1. Inleiding
[Regeling vervallen per 16-01-2016]
De Wet bescherming persoonsgegevens (WBP), die vanaf 1 september 2001 van kracht is, bevat regels over de geautomatiseerde
verwerking van persoonsgegevens en verwerking van persoonsgegevens in bestanden. Dit
omvat alle handelingen met die gegevens vanaf het verzamelen tot aan het vernietigen.
Op grond van deze wet is een verantwoordelijke verplicht om geautomatiseerde verwerkingen
van persoonsgegevens te melden bij het College bescherming persoonsgegevens (CBP)

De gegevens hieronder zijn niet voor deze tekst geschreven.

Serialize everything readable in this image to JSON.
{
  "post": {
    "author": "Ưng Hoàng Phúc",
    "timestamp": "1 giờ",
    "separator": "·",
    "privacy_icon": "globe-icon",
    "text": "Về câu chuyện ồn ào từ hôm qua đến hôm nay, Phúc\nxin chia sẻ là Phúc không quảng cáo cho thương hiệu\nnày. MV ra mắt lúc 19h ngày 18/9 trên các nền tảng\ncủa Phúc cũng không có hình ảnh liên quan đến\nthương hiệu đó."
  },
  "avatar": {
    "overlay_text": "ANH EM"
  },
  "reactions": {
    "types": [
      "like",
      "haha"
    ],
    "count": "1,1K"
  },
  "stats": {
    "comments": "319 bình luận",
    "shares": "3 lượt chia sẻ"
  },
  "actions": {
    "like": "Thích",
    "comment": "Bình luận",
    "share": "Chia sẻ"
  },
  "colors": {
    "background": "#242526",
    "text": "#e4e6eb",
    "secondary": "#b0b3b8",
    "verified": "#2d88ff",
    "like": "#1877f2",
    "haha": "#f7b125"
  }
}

of bij de Functionaris voor de gegevensbescherming, tenzij een verwerking is vrijgesteld
van melden.
Bij het niet naleven van de meldingsplicht is het CBP ingevolge art. 66 WBP bevoegd tot het opleggen van een boete. De bevoegdheid van het CBP boetes op te leggen
is een middel om naleving van de verplichtingen uit de WBP te bevorderen. Behoudens op grond van het Vrijstellingsbesluit WBP (Stb. 2001, 250) uitgezonderde verwerkingen gaat het om de volgende verplichtingen:
– het tijdig en op de juiste wijze melden van de gegevensverwerking (art. 27 en 28 lid 5 WBP)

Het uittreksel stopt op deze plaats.